De même, pour que ce syndrome puisse apparaître trois conditions sont nécessaires :

  • La cause, souvent idéologique, défendue par l’agresseur doit pouvoir justifier son acte aux yeux de ses victimes
  • La neutralité affective de l’agresseur est indispensable, la haine interdit l’apparition d’un syndrome de Stockholm (ex : racisme, antisémitisme,etc). L. Crocq parle d’ailleurs de « subjugation » de la victime par son ravisseur qui signifie à la fois « mettre sous le joug » et « séduire ».
  • Les victimes potentielles ne doivent pas avoir été préalablement informées de l’existence de ce syndrome.

A cela nous pouvons également ajouter la suggestibilité des victimes, la haine de soi et/ou l’attirance de l’étranger.

Déroulement type d’une prise d’otage :
Le déroulement d’une prise d’otage est relativement systématisé. Il se met en place selon une procédure en plusieurs phases, décrites par L. Crocq en 1993 et reprises par le Dr Eric Torres et la psychologue Virginie Grenier-Boley. La succession de ces périodes aide à mieux comprendre la possible naissance du syndrome de Stockholm.

La phase de capture entraîne une réaction de choc due à un stress aigu qui se caractérise par la survenue d’un traumatisme émotionnel ainsi que par l’apparition de manifestations neurovégétatives diverses (stress physiologique). Martin Symonds qualifie cette étape du drame de « frozen fright » (la peur gelée) comme si l’agresseur avait poussé sa victime dans une sorte de « congélateur ». Ce « frozen fright » est lié à la confrontation directe du sujet avec la réalité d’une mort possible. Cette proximité à la mort entraîne une effraction dans le fantasme d’immortalité jusqu’alors défendu. Au début, la victime peut donc être envahie par une panique abominable, puis va pouvoir tenter de s’enfuir ou de s’opposer à son ravisseur. Cependant, ses résistances vont s’épuiser et elle alors chercher à collaborer avec son bourreau. En obéissant à ses ordres elle parvient à réduire progressivement le choc énorme provoqué par l’agression. Si cette tentative de collaboration est suivie d’une réponse adaptée de l’agresseur, les conditions sont réunies pour que le syndrome de Stockholm puisse apparaître.

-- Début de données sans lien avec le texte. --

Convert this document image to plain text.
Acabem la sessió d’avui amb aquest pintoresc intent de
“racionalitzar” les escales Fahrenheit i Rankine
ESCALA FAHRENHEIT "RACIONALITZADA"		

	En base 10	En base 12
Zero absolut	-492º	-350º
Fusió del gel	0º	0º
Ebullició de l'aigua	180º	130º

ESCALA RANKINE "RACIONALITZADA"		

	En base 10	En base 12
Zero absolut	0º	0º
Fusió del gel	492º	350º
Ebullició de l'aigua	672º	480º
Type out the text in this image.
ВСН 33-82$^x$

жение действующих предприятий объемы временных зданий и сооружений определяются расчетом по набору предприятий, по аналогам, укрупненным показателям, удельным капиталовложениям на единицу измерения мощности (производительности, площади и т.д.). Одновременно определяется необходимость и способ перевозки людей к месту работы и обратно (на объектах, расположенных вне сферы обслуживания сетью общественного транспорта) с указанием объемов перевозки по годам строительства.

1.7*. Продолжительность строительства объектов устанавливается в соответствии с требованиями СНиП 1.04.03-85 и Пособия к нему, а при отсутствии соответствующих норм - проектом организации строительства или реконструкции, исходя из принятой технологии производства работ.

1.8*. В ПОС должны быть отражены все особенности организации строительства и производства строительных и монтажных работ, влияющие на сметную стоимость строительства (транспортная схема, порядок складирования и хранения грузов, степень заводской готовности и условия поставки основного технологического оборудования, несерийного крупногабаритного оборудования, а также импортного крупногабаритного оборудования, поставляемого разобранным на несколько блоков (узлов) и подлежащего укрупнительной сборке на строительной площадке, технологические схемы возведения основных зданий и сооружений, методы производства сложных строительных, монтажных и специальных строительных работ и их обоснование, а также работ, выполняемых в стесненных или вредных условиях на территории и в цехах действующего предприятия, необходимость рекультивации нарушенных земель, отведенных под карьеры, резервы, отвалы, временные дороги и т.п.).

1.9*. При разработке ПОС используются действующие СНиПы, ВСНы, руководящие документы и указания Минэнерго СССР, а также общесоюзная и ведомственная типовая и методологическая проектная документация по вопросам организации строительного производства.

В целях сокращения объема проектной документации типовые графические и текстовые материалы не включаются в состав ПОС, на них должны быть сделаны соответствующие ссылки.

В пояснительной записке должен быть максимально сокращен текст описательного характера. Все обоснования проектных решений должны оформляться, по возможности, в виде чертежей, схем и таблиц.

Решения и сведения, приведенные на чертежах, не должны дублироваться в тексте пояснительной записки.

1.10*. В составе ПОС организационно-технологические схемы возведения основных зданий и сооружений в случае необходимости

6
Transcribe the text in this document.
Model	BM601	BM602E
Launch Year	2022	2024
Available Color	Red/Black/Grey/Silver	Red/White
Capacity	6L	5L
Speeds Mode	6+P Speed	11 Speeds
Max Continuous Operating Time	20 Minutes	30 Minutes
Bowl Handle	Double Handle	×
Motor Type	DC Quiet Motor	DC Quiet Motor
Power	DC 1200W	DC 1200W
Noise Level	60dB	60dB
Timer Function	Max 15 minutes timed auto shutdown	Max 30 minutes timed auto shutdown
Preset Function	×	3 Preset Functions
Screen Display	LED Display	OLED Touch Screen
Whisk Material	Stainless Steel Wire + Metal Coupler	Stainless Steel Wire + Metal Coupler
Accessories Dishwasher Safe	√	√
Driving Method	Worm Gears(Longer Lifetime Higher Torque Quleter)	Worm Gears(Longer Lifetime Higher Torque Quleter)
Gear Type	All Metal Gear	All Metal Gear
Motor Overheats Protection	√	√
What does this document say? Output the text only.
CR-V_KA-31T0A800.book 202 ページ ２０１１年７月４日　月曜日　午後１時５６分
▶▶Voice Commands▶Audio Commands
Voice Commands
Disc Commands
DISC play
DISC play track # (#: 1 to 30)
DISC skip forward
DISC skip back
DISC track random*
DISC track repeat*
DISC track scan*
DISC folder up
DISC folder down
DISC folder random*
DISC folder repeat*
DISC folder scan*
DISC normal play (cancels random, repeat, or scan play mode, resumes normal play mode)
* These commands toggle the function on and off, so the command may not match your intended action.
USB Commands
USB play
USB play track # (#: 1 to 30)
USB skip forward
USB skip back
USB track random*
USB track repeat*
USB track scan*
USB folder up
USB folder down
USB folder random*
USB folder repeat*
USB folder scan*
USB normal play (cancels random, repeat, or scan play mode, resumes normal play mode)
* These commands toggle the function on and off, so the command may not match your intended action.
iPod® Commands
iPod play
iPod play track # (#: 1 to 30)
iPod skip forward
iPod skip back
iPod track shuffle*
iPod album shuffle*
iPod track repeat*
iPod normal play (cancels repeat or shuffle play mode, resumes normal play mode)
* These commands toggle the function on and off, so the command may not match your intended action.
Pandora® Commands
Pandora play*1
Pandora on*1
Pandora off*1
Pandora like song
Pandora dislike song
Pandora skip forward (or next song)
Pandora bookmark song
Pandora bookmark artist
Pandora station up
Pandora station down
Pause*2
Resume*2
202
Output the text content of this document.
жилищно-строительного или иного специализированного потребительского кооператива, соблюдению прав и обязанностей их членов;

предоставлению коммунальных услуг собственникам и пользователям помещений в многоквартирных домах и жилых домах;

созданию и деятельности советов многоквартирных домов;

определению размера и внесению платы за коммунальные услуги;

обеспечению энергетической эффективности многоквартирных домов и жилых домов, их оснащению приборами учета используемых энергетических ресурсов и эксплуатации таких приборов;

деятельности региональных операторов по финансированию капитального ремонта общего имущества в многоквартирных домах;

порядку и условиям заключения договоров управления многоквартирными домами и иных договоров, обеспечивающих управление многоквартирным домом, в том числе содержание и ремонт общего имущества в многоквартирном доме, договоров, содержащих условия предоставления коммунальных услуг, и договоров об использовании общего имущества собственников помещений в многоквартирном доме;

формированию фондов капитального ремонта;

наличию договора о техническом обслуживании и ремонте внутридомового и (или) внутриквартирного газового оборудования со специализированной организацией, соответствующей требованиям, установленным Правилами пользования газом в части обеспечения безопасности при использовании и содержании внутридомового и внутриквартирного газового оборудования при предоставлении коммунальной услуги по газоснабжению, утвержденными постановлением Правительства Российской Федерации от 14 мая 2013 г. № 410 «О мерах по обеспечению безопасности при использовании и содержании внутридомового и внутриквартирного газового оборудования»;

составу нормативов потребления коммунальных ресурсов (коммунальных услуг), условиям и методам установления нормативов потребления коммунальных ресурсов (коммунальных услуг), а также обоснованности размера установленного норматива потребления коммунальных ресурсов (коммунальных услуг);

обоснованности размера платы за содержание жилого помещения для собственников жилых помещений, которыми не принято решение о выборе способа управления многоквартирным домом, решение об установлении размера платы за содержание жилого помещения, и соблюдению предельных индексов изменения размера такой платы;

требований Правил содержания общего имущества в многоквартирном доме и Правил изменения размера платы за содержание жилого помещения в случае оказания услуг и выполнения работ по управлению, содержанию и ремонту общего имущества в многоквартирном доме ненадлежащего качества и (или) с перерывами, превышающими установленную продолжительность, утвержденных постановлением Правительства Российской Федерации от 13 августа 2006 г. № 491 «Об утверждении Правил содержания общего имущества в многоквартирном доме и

La phase de séquestration peut être de durée extrêmement variable d’autant plus qu’elle survient dans un contexte où la perception du temps est profondément modifiée notamment par le stress. C’est pendant cette phase que se constitue véritablement le syndrome de Stockholm. Elle comporte trois périodes : le déni (négation de la situation), l’espoir (illusion de répit) et la perte d’espoir (acceptation du statut d’otage). Il s’établit entre l’agresseur et l’otage une situation de dépendance et de promiscuité susceptible de favoriser l’apparition d’un sentiment de sympathie ou de compassion réciproques qui représentent les premiers éléments constitutifs du syndrome de Stockholm. Des contacts positifs peuvent ainsi s’établir entre les ravisseurs et les otages, qui sont susceptibles de déboucher sur un sentiment de cohésion du groupe autour du projet commun de recouvrer la liberté. En effet, le ravisseur lui même tant qu’il détient ses otages se trouve privée d’une partie de sa liberté. Si la situation d’isolement perdure, l’agresseur, en quête d’un interlocuteur, finit par se tourner vers sa victime à laquelle il restitue ainsi une valeur humaine. Si l’agresseur ne passe pas à l’acte sur sa victime, le sentiment de gratitude à l’égard du ravisseur va s’accroitre. Selon L. Crocq, l’otage n’a plus alors comme recours que l’identification au seul modèle avec lequel il peut encore communiquer : son agresseur. Lors de cette phase de séquestration, l’otage peut remettre en cause son passé et ses valeurs car il a perdu toute identité sociale : on parlera alors de « chosification » de la victime. Plus qu’un être humain il est devenu une monnaie d’échange aussi bien pour son ravisseur que pour les forces de l’ordre.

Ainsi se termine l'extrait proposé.